Soleimani’s collages begin with family members still living in Iran; she speaks with them frequently to gage their own states of mind, and much of her imagery is culled from their social media pages. This found imagery, combined with internet clippings, then becomes a sculpture of sorts, which she translates into a photograph that preserves the frenetic aesthetic of the three-dimensional structure.
The artist pulls from various traditions and historical landmarks, merging anachronistic symbols into a single charged image. Sugar cubes, elements that she explains reference an Iranian ritual by which an animal is fed sweets before being sacrificed, stand in for the short-lived optimism of the country’s various political uprisings.
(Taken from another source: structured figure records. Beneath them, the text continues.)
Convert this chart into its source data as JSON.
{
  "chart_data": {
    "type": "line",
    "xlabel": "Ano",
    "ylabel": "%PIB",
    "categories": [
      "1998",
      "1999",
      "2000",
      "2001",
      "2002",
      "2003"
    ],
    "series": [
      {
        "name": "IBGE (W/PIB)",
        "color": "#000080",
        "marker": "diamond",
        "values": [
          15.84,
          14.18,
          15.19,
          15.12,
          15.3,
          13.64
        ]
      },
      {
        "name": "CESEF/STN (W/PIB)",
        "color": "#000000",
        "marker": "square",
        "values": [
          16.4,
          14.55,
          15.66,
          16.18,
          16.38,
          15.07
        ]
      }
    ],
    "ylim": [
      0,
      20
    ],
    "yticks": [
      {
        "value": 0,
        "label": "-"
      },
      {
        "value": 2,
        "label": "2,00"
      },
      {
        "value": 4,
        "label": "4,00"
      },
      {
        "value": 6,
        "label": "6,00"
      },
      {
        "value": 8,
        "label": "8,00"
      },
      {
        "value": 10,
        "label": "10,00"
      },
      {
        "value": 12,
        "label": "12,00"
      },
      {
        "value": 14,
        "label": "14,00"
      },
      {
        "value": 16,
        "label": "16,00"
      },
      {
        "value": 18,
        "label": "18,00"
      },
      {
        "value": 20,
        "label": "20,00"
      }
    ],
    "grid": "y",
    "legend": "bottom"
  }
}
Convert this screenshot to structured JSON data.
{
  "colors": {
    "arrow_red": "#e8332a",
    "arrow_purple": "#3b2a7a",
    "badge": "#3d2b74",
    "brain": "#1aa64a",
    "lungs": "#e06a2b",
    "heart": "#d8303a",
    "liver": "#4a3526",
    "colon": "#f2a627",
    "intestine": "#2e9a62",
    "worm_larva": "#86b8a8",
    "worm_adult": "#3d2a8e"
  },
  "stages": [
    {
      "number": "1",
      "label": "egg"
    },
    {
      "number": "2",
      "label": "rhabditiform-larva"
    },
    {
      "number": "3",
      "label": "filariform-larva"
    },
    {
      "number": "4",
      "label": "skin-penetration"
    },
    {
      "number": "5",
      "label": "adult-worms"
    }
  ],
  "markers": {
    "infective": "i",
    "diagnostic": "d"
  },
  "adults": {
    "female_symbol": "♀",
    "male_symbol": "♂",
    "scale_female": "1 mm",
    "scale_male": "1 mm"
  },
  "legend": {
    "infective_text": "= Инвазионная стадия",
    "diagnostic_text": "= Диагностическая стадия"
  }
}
Severed animal tongues similarly evidence the silencing of individual voices, and faux eyelashes become a visual synecdoche for the pervasive trend towards Western beauty ideals and plastic surgery.
When asked about the role of her own image in the series, Soleimani responds that she has not yet parsed its meaning, mentioning only that she hopes to touch on the ways in which western audiences view the Middle East. Says the artist, “I feel very attached and very separate from Iran at the same time.”